A discrimination case that has spanned seven years finally came to a close yesterday in New York City. The city settled a $98 million lawsuit in the case  that alleged  discrimination in FDNY hiring practices.  The money will go towards back pay and benefits to minority firefighter hopefuls. But under the terms of the agreement, the city doesn’t have to acknowledge any intentional FDNY discrimination.

“The brave men and women of the FDNY work tirelessly to keep us safe from harm’s way – and our administration is committed to ensuring every New Yorker who seeks to take on this heroic role has a fair opportunity to join the ranks. This administration is fully committed to promoting diversity and equal access in every sector across our five boroughs, and this settlement will move New York City one step closer to this goal,” said Mayor Bill de Blasio.

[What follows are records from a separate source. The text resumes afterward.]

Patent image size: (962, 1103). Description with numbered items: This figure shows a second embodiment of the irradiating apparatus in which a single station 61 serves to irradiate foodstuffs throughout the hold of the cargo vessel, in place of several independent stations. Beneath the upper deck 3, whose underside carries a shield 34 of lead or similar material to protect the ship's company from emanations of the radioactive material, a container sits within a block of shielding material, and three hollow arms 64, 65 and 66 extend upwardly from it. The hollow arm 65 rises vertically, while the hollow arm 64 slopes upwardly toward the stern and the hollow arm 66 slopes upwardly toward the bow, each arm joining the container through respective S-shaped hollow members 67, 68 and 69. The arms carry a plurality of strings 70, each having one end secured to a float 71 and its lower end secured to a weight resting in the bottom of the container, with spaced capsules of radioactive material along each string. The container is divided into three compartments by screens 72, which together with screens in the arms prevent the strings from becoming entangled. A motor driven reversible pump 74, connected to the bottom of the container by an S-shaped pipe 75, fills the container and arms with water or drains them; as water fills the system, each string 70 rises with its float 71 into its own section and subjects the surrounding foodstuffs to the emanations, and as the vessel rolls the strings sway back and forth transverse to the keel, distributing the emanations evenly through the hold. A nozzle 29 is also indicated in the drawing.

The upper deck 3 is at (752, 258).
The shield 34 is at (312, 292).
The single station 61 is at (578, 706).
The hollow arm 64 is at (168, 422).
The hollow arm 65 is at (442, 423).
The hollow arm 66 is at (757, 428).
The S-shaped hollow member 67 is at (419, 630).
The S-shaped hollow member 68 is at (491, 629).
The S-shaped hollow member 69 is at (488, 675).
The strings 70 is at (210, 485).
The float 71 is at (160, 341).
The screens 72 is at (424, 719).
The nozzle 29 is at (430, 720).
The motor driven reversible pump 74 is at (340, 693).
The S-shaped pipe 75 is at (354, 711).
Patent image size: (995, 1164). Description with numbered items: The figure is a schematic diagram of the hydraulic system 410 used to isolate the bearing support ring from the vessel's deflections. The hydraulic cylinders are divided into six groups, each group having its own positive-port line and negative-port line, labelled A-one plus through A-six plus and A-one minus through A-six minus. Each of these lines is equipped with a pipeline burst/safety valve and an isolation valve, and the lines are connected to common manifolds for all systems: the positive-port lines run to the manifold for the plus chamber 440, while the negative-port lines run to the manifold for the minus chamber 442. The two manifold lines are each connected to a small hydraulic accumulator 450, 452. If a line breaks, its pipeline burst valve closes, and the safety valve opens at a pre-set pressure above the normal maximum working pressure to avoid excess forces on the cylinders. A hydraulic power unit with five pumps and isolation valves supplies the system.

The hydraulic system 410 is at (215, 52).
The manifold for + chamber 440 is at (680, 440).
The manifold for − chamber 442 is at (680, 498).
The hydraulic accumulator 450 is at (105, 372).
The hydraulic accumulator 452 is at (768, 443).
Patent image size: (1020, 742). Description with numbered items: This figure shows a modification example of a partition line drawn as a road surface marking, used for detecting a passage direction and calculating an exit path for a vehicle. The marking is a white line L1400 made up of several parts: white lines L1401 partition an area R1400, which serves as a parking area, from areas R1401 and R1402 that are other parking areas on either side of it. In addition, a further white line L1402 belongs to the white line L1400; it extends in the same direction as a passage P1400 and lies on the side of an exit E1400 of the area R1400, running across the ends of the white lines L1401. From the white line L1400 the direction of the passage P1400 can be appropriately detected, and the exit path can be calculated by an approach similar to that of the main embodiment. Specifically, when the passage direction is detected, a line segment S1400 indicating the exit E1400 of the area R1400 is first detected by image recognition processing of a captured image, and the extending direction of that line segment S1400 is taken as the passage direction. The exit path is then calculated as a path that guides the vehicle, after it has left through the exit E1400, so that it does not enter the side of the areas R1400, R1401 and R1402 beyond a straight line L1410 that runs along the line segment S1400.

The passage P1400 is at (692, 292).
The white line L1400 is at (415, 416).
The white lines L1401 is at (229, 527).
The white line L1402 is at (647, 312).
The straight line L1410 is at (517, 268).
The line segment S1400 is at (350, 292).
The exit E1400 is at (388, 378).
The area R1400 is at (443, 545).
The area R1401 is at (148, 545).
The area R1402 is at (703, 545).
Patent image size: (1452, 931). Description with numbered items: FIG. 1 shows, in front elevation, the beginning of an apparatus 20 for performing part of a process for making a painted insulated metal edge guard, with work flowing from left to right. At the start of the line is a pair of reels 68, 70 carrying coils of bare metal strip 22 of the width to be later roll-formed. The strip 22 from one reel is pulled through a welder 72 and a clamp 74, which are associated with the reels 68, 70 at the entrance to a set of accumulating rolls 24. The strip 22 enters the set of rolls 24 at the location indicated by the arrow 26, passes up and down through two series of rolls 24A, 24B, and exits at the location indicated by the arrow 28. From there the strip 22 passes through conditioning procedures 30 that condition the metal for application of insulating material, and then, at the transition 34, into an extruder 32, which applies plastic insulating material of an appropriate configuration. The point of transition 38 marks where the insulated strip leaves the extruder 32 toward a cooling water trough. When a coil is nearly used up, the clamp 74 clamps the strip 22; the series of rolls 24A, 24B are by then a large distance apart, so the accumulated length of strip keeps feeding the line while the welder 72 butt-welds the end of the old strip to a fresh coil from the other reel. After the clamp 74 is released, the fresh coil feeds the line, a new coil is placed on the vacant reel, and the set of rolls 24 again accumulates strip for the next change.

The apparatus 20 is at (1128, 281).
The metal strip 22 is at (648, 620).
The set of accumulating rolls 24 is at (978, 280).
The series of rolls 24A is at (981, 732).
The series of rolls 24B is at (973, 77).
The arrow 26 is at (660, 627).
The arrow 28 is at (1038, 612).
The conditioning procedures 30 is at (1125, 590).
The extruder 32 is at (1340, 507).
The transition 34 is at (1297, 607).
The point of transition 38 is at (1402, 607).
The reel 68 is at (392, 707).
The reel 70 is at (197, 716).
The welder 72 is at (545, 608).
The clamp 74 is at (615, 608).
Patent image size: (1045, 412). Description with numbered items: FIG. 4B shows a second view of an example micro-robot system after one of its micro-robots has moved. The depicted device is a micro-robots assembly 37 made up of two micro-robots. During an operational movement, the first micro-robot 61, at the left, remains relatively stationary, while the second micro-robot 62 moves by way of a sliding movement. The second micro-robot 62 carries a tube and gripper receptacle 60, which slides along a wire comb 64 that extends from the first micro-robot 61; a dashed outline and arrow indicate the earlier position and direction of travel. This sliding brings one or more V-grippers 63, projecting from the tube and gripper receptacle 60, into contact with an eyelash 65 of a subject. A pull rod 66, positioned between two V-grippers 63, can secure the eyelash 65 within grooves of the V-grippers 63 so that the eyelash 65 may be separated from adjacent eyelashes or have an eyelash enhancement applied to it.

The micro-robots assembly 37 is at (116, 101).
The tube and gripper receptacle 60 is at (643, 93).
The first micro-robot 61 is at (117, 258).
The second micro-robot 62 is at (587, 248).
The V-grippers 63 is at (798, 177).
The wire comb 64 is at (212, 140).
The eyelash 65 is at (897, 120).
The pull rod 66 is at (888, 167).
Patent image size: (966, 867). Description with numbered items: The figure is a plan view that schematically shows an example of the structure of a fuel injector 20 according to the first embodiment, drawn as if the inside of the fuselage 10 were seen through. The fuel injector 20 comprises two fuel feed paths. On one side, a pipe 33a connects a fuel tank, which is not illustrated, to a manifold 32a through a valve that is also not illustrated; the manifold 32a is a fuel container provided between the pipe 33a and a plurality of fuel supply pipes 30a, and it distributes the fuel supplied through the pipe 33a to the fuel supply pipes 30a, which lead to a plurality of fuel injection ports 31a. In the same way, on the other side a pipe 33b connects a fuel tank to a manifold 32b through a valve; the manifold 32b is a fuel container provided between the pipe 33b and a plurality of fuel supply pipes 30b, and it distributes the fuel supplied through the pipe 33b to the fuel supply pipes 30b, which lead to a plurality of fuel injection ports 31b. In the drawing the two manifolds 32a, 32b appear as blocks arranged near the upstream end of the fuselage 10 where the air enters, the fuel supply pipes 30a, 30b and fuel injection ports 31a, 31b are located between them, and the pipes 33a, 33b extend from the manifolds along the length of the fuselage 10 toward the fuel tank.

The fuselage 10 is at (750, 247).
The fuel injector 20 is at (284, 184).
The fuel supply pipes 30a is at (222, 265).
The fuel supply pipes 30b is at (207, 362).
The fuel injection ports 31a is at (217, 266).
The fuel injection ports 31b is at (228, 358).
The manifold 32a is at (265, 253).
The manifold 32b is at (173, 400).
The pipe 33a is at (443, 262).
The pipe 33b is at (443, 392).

“We’re pleased this case has been settled and look forward to our next firefighter exam when we hope to attract even more people of color than the 19,000 who took the last test in 2012,” said Fire Commissioner Sal Cassano.

The agreement with the Vulcan Society of black firefighters will also executive position for diversity.

“Our side is particularly happy because the new administration appears to be open and willing to recognize that there has been a problem over decades and that it’s time to make changes, and that has been very encouraging,” Richard Levy, an attorney for the Vulcan Society, told 1010 WINS.